My experience as a lawyer included representing many large clients in the financial services and accounting sectors, as well as many individuals who could not afford a lawyer, but still needed one – badly. It turns out that this combination of experiences has been a good background for bankruptcy court, where companies and people in financial difficulties can reorganise and get relief, and creditors can get paid.
Who’s Who Legal: You have served on the Bankruptcy Court for nearly 10 years. In your experience, what makes a good judge?
So many things contribute to making a good judge, but some of the most important are patience, dedication and a willingness to keep an open mind. It helps to like lawyers, too!
Who’s Who Legal: As someone who has had many roles in bar associations and other organisations, what advice would you give to students and young lawyers, including those who may have aspirations for judicial service later in their lives?
I have been active in the organised bar for many years, including in the American Bar Association, the New York State and New York City Bar Associations, and the Federal Bar Council. I have also been active in organisations that work to improve the law and to promote continuing legal education at the highest level, including the American Law Institute and the Practising Law Institute. For me, this work has been the source of tremendous professional and personal satisfaction, and it has taught me a lot as well. From my work in bar associations, I learnt how to run a meeting, how to set an agenda, and how to give everyone an opportunity to contribute. This work also brought me into contact with countless lawyers and judges whom I might not otherwise have met, including people who became clients, colleagues, mentors and friends.

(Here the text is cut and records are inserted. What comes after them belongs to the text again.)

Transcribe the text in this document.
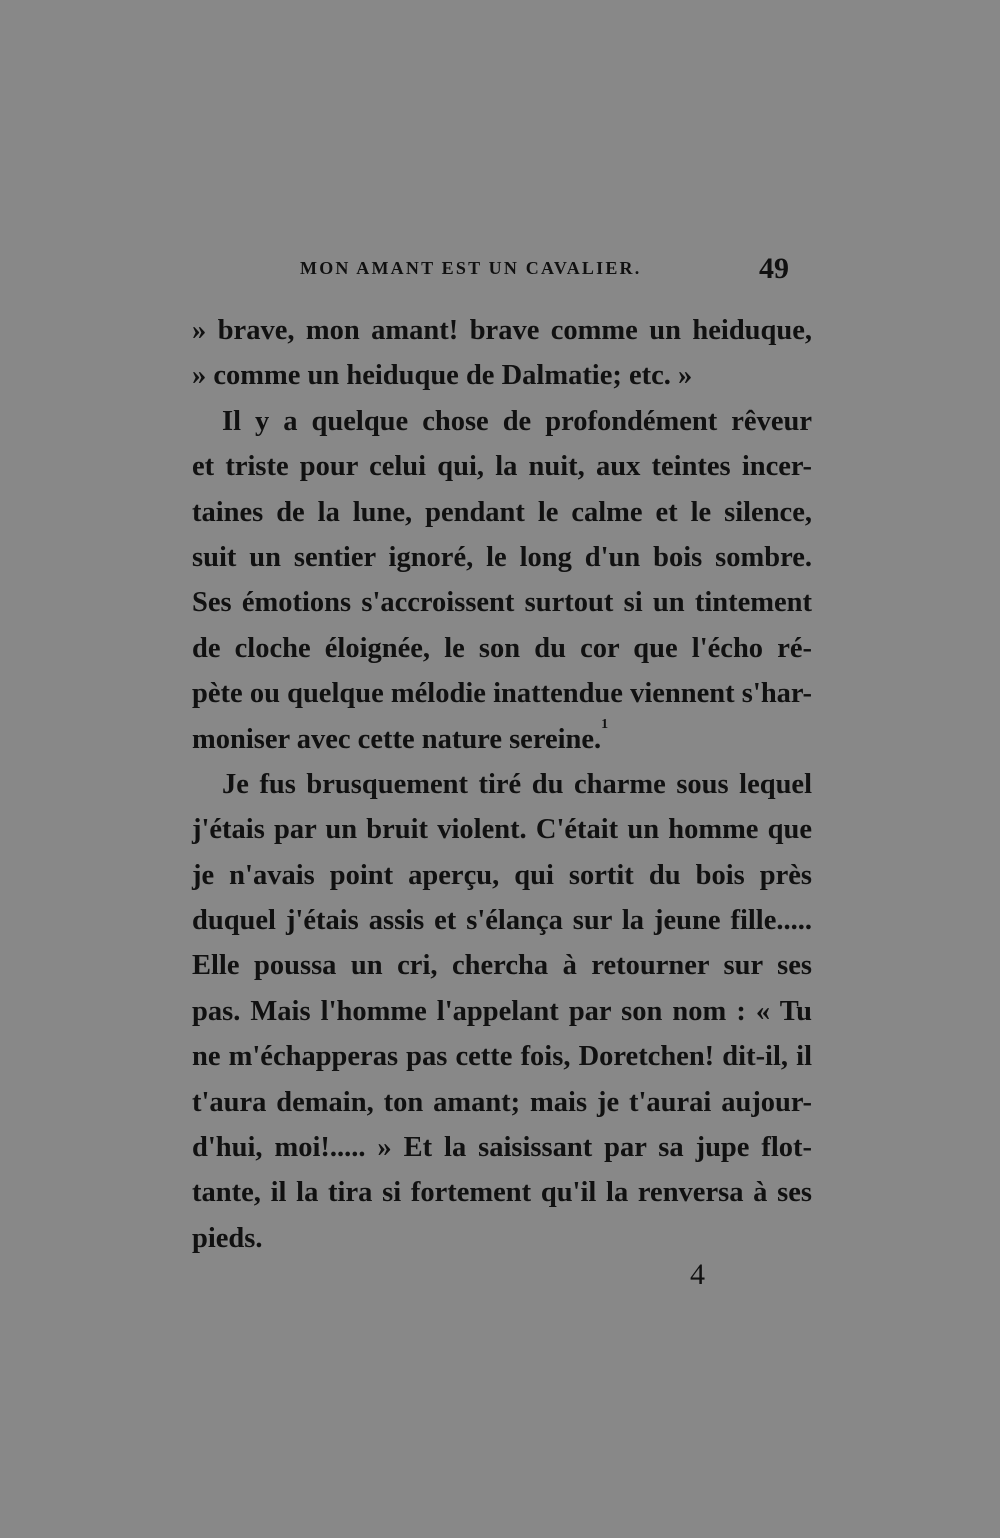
MON AMANT EST UN CAVALIER.	49
» brave, mon amant! brave comme un heiduque,
» comme un heiduque de Dalmatie; etc. »
Il y a quelque chose de profondément rêveur
et triste pour celui qui, la nuit, aux teintes incer-
taines de la lune, pendant le calme et le silence,
suit un sentier ignoré, le long d'un bois sombre.
Ses émotions s'accroissent surtout si un tintement
de cloche éloignée, le son du cor que l'écho ré-
pète ou quelque mélodie inattendue viennent s'har-
moniser avec cette nature sereine.$^1$
Je fus brusquement tiré du charme sous lequel
j'étais par un bruit violent. C'était un homme que
je n'avais point aperçu, qui sortit du bois près
duquel j'étais assis et s'élança sur la jeune fille.....
Elle poussa un cri, chercha à retourner sur ses
pas. Mais l'homme l'appelant par son nom : « Tu
ne m'échapperas pas cette fois, Doretchen! dit-il, il
t'aura demain, ton amant; mais je t'aurai aujour-
d'hui, moi!..... » Et la saisissant par sa jupe flot-
tante, il la tira si fortement qu'il la renversa à ses
pieds.
4
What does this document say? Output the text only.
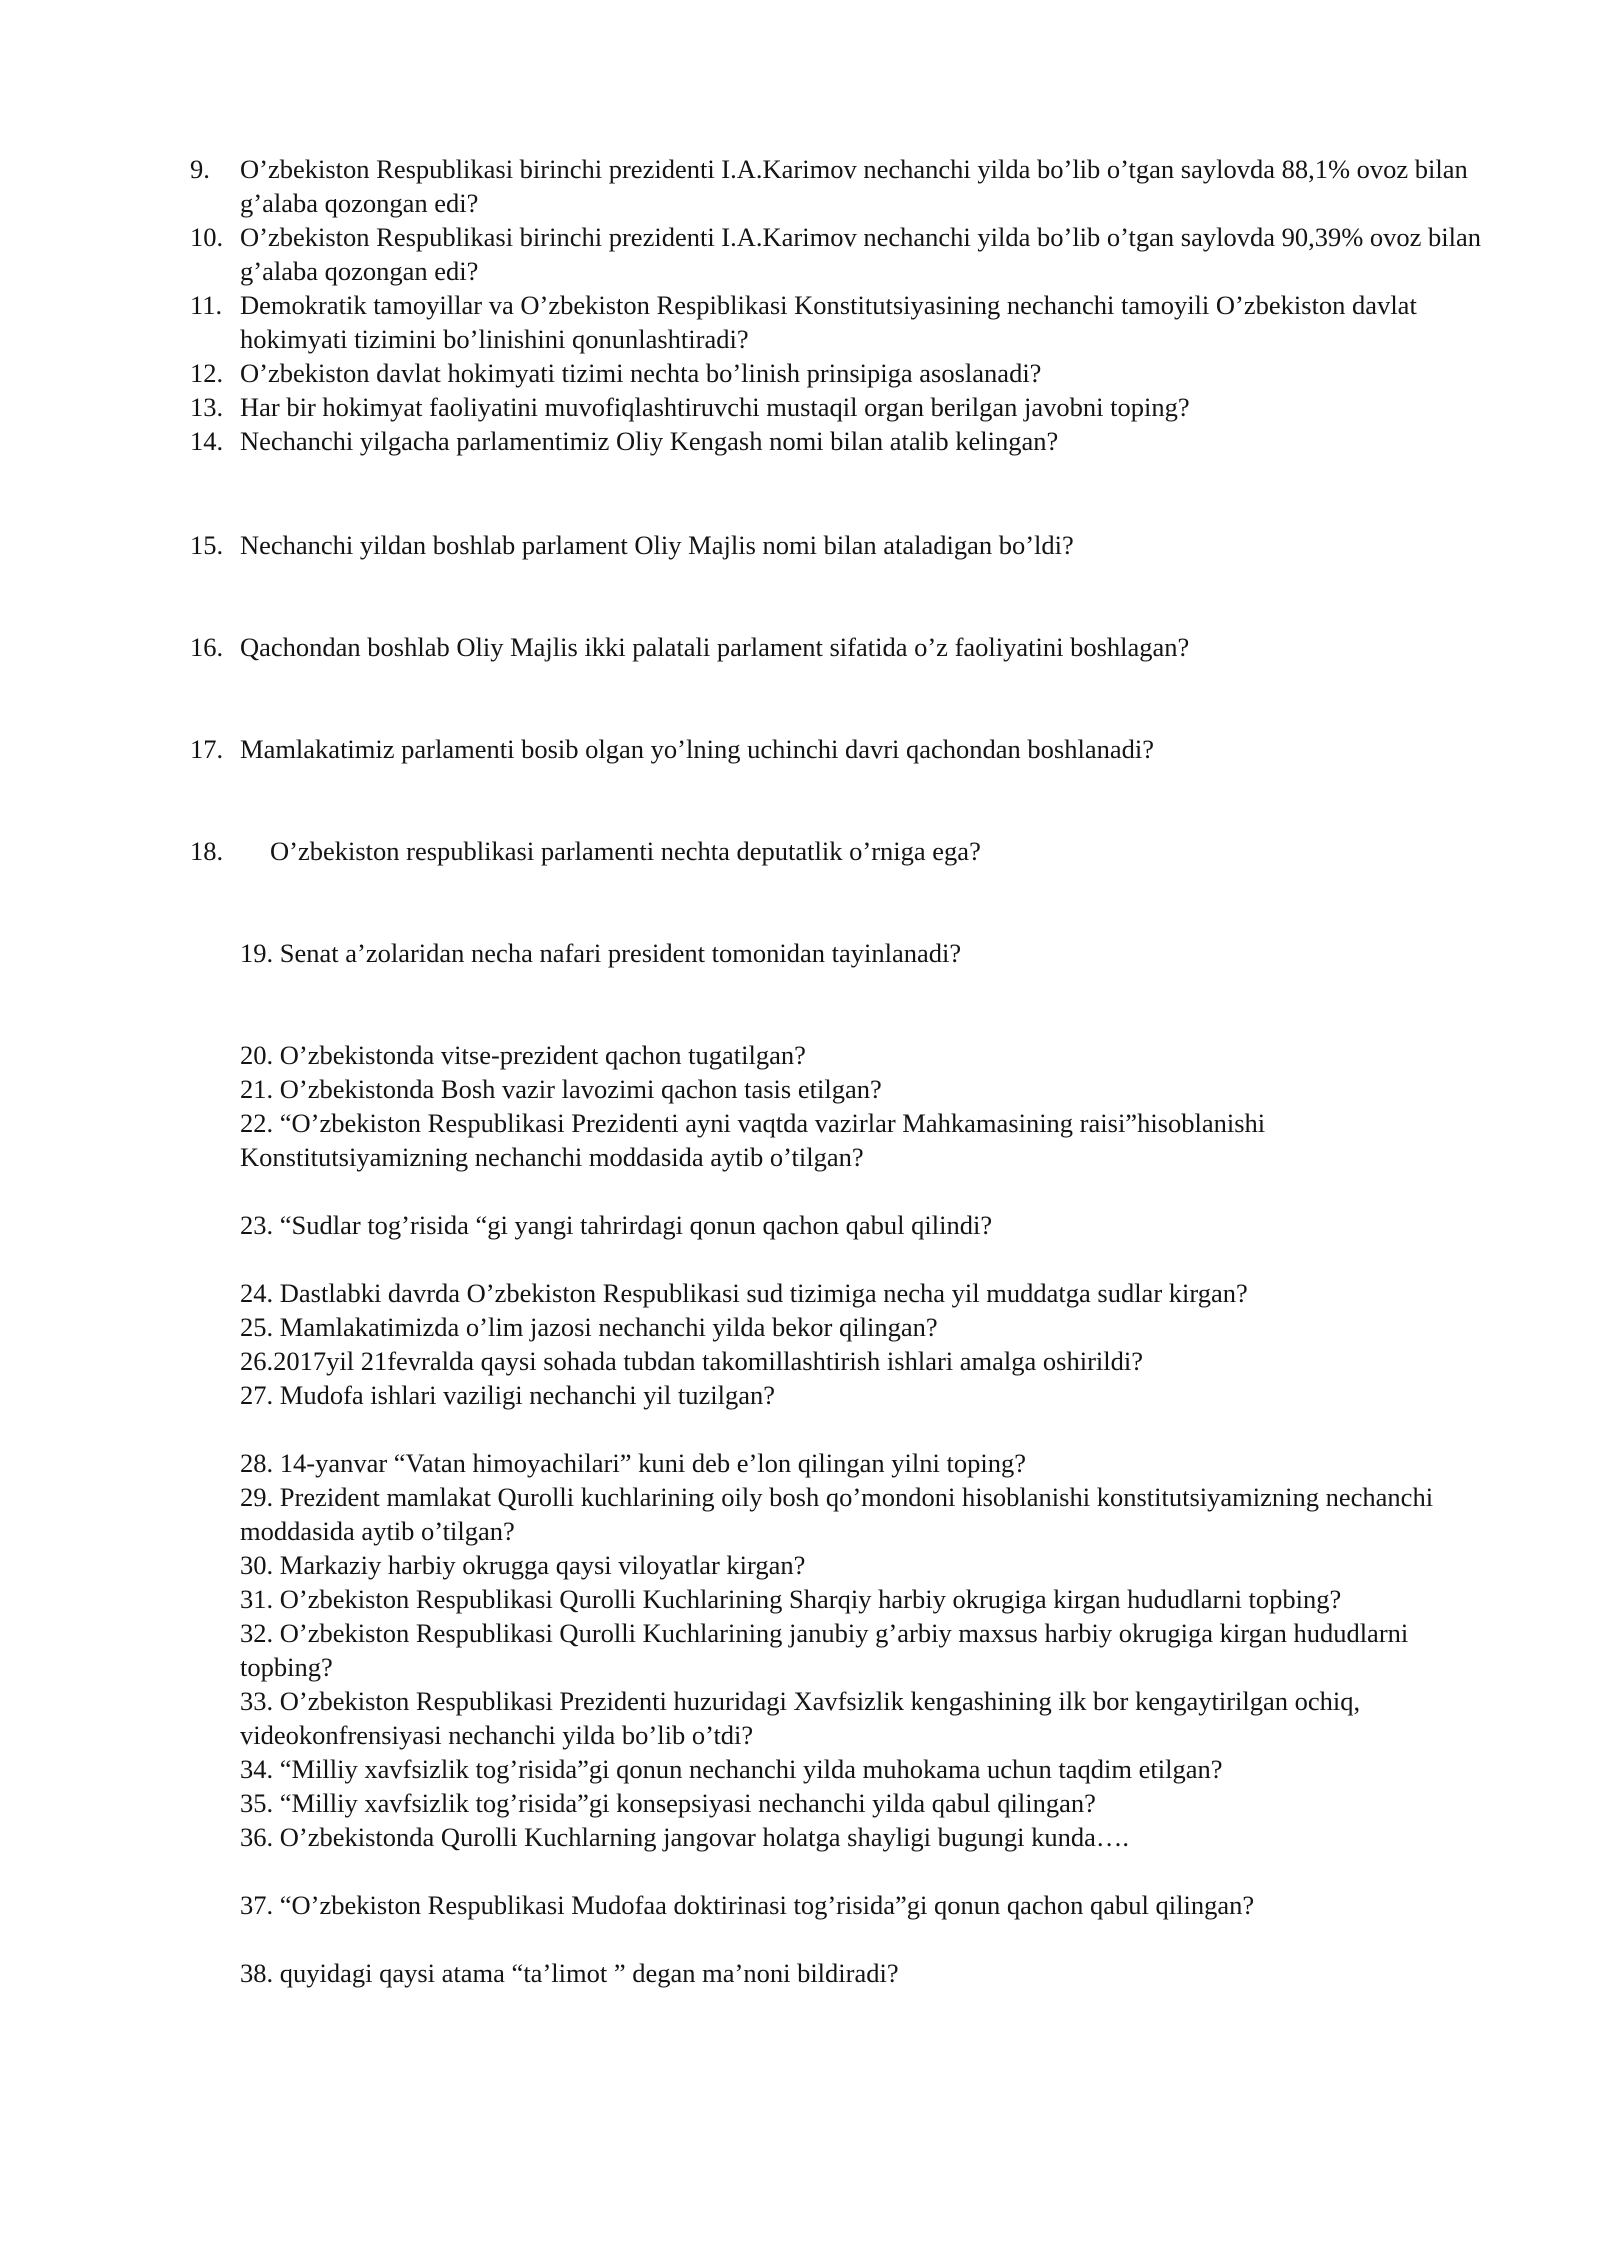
9.	O’zbekiston Respublikasi birinchi prezidenti I.A.Karimov nechanchi yilda bo’lib o’tgan saylovda 88,1% ovoz bilan g’alaba qozongan edi?
10. O’zbekiston Respublikasi birinchi prezidenti I.A.Karimov nechanchi yilda bo’lib o’tgan saylovda 90,39% ovoz bilan g’alaba qozongan edi?
11. Demokratik tamoyillar va O’zbekiston Respiblikasi Konstitutsiyasining nechanchi tamoyili O’zbekiston davlat hokimyati tizimini bo’linishini qonunlashtiradi?
12. O’zbekiston davlat hokimyati tizimi nechta bo’linish prinsipiga asoslanadi?
13. Har bir hokimyat faoliyatini muvofiqlashtiruvchi mustaqil organ berilgan javobni toping?
14. Nechanchi yilgacha parlamentimiz Oliy Kengash nomi bilan atalib kelingan?
15. Nechanchi yildan boshlab parlament Oliy Majlis nomi bilan ataladigan bo’ldi?
16. Qachondan boshlab Oliy Majlis ikki palatali parlament sifatida o’z faoliyatini boshlagan?
17. Mamlakatimiz parlamenti bosib olgan yo’lning uchinchi davri qachondan boshlanadi?
18. O’zbekiston respublikasi parlamenti nechta deputatlik o’rniga ega?
19. Senat a’zolaridan necha nafari president tomonidan tayinlanadi?
20. O’zbekistonda vitse-prezident qachon tugatilgan?
21. O’zbekistonda Bosh vazir lavozimi qachon tasis etilgan?
22. “O’zbekiston Respublikasi Prezidenti ayni vaqtda vazirlar Mahkamasining raisi”hisoblanishi Konstitutsiyamizning nechanchi moddasida aytib o’tilgan?
23. “Sudlar tog’risida “gi yangi tahrirdagi qonun qachon qabul qilindi?
24. Dastlabki davrda O’zbekiston Respublikasi sud tizimiga necha yil muddatga sudlar kirgan?
25. Mamlakatimizda o’lim jazosi nechanchi yilda bekor qilingan?
26.2017yil 21fevralda qaysi sohada tubdan takomillashtirish ishlari amalga oshirildi?
27. Mudofa ishlari vaziligi nechanchi yil tuzilgan?
28. 14-yanvar “Vatan himoyachilari” kuni deb e’lon qilingan yilni toping?
29. Prezident mamlakat Qurolli kuchlarining oily bosh qo’mondoni hisoblanishi konstitutsiyamizning nechanchi moddasida aytib o’tilgan?
30. Markaziy harbiy okrugga qaysi viloyatlar kirgan?
31. O’zbekiston Respublikasi Qurolli Kuchlarining Sharqiy harbiy okrugiga kirgan hududlarni topbing?
32. O’zbekiston Respublikasi Qurolli Kuchlarining janubiy g’arbiy maxsus harbiy okrugiga kirgan hududlarni topbing?
33. O’zbekiston Respublikasi Prezidenti huzuridagi Xavfsizlik kengashining ilk bor kengaytirilgan ochiq, videokonfrensiyasi nechanchi yilda bo’lib o’tdi?
34. “Milliy xavfsizlik tog’risida”gi qonun nechanchi yilda muhokama uchun taqdim etilgan?
35. “Milliy xavfsizlik tog’risida”gi konsepsiyasi nechanchi yilda qabul qilingan?
36. O’zbekistonda Qurolli Kuchlarning jangovar holatga shayligi bugungi kunda….
37. “O’zbekiston Respublikasi Mudofaa doktirinasi tog’risida”gi qonun qachon qabul qilingan?
38. quyidagi qaysi atama “ta’limot ” degan ma’noni bildiradi?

So what advice would I give? I would strongly encourage law students and lawyers to become active in the organised bar, in whatever form is most interesting to them – state, local, national or international, specialty or general interest. And especially for those who may feel a call to public service, I would encourage them to remain engaged in the issues and ideals that may well have led them to want to become lawyers or prosecutors or public defenders or policy-makers or even judges in the first place.
Who’s Who Legal: If you could be granted one wish to make your job easier, what would it be?
We do our best to meet the needs of our pro se debtors, creditors and other parties in interest, and we receive enormous support from local bar associations and volunteer lawyers, who willingly take on hundreds of pro bono assignments every year. But if I had one wish, it would be that every party who appears in our court could have their own lawyer, to explain the process and represent them.